Встревожившееся начальство, забегавшее по коридорам в первый день нашего всеобщего открытия клубов, грозило карцерами за их продолжение, но ничего не могло сделать, так как нас было тогда более трехсот человек, а карцеров не более тридцати, и потому на нас через два-три дня совсем махнули рукой. 

— Говорите, — сказал кому-то помощник управляющего, — сколько угодно, но только не в присутствии властей! 

И вот в этой-то непоэтической трубе и прозвучали впервые мои первые поэтические опыты вслед за лучшими произведениями Лермонтова, Некрасова, Пушкина и других! Печальна твоя участь, русская поэзия! Но что мы могли поделать? Вечно одинокие, без всяких впечатлений извне, мы должны были придумывать всякие темы для поддержания наших разговоров, так как молча сидеть перед сточной стенной трубой, конечно, не было никакого смысла. 

— Давайте вспоминать стихотворения, — сказал сверху один из моих товарищей, Лермонтов (умерший потом в заточении), как только после нескольких дней все было пересказано нами о себе и разговор стал часто замирать. 

— Давайте! — послышались голоса. — Пусть каждый продекламирует стихотворение, которое ему особенно нравится! 

И вот дошла очередь до меня. 

— Я вам прочту большое стихотворение Огарёва! — сказал я, зная, что русские издания его стихотворений были запрещены и потому мне легко выдать свои собственные стихи за неизвестные в России его произведения. 

— Прочти! — послышались голоса из трубы. — Из Огарёва мы почти ничего не знаем. 

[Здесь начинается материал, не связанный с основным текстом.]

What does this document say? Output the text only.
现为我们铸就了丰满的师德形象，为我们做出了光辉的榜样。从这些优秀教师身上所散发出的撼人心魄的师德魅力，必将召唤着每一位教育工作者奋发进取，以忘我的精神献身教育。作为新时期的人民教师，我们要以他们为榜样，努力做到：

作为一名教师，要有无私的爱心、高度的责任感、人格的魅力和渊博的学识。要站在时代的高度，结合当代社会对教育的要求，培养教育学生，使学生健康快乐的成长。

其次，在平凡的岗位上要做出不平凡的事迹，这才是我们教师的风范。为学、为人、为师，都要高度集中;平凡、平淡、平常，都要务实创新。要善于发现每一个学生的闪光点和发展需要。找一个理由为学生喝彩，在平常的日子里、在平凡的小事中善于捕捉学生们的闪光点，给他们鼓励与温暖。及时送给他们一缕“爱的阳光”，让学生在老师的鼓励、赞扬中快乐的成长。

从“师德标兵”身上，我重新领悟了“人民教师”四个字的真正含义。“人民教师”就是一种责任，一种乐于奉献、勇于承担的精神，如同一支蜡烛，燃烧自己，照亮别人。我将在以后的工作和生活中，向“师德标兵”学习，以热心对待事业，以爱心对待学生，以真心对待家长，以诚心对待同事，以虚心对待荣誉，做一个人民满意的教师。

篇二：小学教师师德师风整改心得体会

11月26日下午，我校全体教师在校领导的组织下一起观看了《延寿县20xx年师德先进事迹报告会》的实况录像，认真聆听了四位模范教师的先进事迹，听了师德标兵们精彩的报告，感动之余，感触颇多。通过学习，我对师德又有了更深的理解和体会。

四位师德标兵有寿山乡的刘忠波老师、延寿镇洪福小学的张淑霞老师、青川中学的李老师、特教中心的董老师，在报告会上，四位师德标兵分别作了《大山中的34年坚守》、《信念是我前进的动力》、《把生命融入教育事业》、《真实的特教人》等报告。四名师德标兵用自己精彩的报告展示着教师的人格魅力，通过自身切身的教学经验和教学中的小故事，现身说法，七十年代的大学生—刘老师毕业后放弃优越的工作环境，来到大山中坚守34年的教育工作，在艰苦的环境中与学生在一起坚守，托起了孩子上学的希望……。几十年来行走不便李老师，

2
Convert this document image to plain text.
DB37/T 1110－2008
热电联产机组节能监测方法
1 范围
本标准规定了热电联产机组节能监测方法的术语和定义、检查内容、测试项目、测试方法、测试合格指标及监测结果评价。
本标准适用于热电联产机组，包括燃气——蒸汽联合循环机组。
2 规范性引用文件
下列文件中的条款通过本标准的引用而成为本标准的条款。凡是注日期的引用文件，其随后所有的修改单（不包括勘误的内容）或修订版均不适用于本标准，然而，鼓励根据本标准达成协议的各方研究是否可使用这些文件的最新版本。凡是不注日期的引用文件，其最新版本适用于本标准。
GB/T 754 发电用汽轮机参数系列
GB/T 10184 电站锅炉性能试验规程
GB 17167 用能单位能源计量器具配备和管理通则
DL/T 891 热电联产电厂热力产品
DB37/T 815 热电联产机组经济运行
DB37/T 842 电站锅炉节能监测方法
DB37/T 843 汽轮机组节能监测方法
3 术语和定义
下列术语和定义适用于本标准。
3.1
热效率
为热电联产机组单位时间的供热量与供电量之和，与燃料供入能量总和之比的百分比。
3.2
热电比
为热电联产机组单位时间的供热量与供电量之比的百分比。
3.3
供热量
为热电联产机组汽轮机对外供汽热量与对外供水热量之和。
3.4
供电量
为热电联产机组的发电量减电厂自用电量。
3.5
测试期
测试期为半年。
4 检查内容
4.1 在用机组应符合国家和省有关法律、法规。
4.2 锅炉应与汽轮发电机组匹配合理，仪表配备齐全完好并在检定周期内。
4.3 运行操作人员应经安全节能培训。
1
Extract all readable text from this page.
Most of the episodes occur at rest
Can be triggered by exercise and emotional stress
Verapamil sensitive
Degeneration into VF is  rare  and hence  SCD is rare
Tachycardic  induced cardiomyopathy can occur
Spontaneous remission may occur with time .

У меня захватило дух. Что-то они скажут? Вдруг при первых же куплетах заявят, что я их обманываю, что такие плохие стихи не могут быть огарёвскими? Чувствуя, что собьюсь от волнения, если буду говорить наизусть, я взял свою тетрадку и, набрав побольше затхлого воздуха в легкие, начал читать свои «Виденья в темнице», переделанные потом в «Венецианского узника». 

Никто меня не перебил, никто не кашлянул до самого конца. Я кончил, все молчали. 

— Дай, пожалуйста, списать! — раздался наконец один голос. 

— И мне! И мне! — зазвучали другие. — Продиктуй сегодня же. Их надо поскорее выучить наизусть. 

Они ответили такими похвалами, что мне теперь стыдно их повторить, но я могу легко объяснить их. Дело в том, что я описал в своих стихах то, что переживал в тех же условиях, как и они, и потому их души были особенно отзывчивы на мои произведения. Да это и понятно. Никто, не бывший в одиночном заключении, несмотря на огромный талант, не может описать его настроений так правдиво, как описал бы их человек, не лишенный литературных способностей, после достаточного времени томления в политической одиночной темнице.